Random uconnected fact : More Turks, proportionally, than Iranians attend Friday prayers. Make of that what you will.
 
CapelDodger said:
Profiling is counter-productive because it increases resentment. There may seem to be short-term advantages but deleterious medium-term effects are missed because profiling tends to confirm itself. That is, resentment of profiling is dimissed because profiling tells you those profiled were already resentful. And the profiled think "screw you". The short-term advantage is illusory. What is needed is accurate intelligence work to identify the sources of infection, which is difficult, grinding work that does not feed the voting public with the red meat they demand right now if not before.

Which reminds me (on a disconnected note) : wasn't Bush the Younger's team actually in charge of preventing 9/11 before it happened? And now people are expected to trust their scheme for preventing the next attack? What's that all about? Why do they still have their jobs? It wouldn't happen in the market economy. ;)

First part; you seem to suggest that "resentment" for being profiled results in resentment turning into genuine terrorism, or that it simply shouldn't be done because the profile group resents it. I'm not quite sure which point, or both, you mean. At this time, like it or not, a crude profile of a terrorist is a young Middle Eastern male, who is probably resentful or nervous of being profiled. That is a hell of a lot more accurate than a blond teenager from Denmark. If the profile should change in the future, then change the profiling. In the meantime use random checks as well, just in case.
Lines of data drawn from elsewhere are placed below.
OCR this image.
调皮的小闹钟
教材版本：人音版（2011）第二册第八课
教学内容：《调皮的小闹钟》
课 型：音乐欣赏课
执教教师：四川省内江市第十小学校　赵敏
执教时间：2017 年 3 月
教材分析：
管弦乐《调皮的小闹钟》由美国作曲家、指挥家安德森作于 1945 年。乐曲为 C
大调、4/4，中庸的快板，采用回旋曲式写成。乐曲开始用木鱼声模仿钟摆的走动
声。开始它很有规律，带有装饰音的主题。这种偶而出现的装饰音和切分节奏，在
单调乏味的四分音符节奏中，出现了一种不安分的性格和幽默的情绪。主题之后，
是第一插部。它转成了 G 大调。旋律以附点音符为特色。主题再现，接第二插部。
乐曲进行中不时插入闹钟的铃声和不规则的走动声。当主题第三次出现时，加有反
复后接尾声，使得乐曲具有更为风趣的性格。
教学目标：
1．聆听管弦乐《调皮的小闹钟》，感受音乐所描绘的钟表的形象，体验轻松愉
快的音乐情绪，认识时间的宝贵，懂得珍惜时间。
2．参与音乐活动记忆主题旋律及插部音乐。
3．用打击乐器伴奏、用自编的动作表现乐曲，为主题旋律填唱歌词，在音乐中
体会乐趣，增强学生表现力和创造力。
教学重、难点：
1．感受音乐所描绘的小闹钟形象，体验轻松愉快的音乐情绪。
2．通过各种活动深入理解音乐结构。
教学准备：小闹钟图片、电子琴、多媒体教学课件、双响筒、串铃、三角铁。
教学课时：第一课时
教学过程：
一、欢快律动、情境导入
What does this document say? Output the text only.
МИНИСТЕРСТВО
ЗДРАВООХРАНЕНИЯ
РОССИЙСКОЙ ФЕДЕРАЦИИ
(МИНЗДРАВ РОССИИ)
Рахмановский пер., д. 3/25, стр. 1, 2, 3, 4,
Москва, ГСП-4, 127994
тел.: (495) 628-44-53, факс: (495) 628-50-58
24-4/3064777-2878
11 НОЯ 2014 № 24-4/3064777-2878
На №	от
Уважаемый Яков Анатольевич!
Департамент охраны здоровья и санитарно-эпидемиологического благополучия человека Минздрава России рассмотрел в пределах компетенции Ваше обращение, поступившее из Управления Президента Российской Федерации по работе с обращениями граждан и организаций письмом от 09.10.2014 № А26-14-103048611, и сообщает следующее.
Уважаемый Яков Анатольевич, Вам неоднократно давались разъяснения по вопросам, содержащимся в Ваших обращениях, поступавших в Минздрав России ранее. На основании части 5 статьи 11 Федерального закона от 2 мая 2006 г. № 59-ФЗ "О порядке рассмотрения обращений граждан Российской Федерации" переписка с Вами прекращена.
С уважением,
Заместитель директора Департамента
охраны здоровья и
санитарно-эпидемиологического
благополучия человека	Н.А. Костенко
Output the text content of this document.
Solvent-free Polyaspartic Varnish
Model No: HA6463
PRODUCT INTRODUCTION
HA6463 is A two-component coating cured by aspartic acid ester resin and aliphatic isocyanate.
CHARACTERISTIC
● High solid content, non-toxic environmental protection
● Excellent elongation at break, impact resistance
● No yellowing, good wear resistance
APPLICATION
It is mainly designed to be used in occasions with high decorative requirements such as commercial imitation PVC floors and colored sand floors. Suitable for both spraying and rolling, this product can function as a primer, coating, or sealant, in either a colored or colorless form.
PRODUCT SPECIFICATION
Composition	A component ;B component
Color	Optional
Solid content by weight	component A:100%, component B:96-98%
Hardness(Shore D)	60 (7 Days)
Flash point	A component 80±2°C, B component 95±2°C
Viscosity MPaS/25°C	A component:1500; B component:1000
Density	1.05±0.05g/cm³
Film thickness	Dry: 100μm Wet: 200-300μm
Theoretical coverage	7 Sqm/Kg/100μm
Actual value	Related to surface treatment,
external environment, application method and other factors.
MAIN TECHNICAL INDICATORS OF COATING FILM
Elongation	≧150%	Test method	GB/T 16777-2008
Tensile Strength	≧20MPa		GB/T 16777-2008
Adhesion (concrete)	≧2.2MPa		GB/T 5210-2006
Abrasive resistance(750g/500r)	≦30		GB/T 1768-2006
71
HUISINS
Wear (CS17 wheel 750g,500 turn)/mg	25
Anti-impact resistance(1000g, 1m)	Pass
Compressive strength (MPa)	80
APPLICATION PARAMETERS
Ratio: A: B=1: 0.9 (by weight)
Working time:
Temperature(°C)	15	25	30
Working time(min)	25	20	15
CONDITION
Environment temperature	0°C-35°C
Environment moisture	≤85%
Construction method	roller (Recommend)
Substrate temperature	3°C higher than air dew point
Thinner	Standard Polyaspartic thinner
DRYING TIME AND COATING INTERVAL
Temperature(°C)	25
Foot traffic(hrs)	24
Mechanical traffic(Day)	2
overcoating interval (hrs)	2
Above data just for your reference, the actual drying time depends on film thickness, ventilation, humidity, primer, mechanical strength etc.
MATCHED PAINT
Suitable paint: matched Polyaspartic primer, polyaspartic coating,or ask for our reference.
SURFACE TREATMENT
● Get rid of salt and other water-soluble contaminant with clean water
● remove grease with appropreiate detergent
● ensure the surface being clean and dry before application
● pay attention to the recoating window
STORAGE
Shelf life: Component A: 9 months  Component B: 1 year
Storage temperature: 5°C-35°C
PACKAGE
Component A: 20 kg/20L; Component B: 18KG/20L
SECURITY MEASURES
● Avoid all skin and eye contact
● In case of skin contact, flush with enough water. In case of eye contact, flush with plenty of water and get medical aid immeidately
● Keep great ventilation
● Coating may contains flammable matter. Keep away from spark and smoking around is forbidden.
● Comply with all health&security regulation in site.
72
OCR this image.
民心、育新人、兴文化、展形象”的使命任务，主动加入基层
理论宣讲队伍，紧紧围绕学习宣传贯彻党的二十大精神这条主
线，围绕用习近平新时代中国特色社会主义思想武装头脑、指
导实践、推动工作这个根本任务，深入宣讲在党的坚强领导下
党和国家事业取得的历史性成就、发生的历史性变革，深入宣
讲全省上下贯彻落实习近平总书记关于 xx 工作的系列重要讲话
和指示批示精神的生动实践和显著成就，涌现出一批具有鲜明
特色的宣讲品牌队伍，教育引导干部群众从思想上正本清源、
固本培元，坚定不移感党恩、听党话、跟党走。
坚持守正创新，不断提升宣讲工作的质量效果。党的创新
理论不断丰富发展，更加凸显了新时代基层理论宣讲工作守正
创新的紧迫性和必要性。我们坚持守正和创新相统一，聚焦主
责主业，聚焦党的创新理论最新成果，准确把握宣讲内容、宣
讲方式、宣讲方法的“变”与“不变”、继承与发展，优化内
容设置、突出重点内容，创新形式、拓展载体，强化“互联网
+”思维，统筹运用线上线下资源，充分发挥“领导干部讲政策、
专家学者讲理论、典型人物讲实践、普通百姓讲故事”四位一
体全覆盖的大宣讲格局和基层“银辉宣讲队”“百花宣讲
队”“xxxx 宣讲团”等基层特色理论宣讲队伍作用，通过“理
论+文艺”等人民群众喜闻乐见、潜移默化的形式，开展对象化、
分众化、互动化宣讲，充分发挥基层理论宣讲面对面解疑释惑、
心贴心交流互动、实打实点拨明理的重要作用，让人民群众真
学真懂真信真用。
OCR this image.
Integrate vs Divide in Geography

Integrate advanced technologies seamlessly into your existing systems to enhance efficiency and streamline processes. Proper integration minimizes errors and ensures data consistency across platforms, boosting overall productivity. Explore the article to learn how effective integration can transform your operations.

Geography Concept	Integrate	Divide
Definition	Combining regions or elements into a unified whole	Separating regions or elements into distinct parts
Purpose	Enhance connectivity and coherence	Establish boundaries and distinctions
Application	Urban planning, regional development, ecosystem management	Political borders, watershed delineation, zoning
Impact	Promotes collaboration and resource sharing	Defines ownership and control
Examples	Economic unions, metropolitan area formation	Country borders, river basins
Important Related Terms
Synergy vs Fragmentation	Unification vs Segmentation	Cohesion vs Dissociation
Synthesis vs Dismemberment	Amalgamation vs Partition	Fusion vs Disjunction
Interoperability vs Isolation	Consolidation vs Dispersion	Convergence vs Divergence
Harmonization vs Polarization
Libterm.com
Second part; I agree that is getting a bit disconnected. You are 6 hours ahead I believe, which may be the reason. I try to stop by 1am, if not a bit earlier for cognitive reasons.

;)
 
Elind said:
First part; you seem to suggest that "resentment" for being profiled results in resentment turning into genuine terrorism ...
People are going to lie somewhere along a spectrum of resentment, somewhere along which lies the tipping-point. If you push generalised resentment up, some people that would not otherwise have crossed that point will. When success in Iraq is claimed because of the elimination of hundreds of terrorists, and the potential market numbers in the millions, any general increase in resentment should be avoided.

We're using the term "profiling" because the practice generated enough resentment to be noticed within the US long before the war on terror. It spawned the term "Driving While Black". It really pisses people off generally. Any increase of disenchantment people have with their own society is liable to have leverage, especially when there are people around eager to expolit it.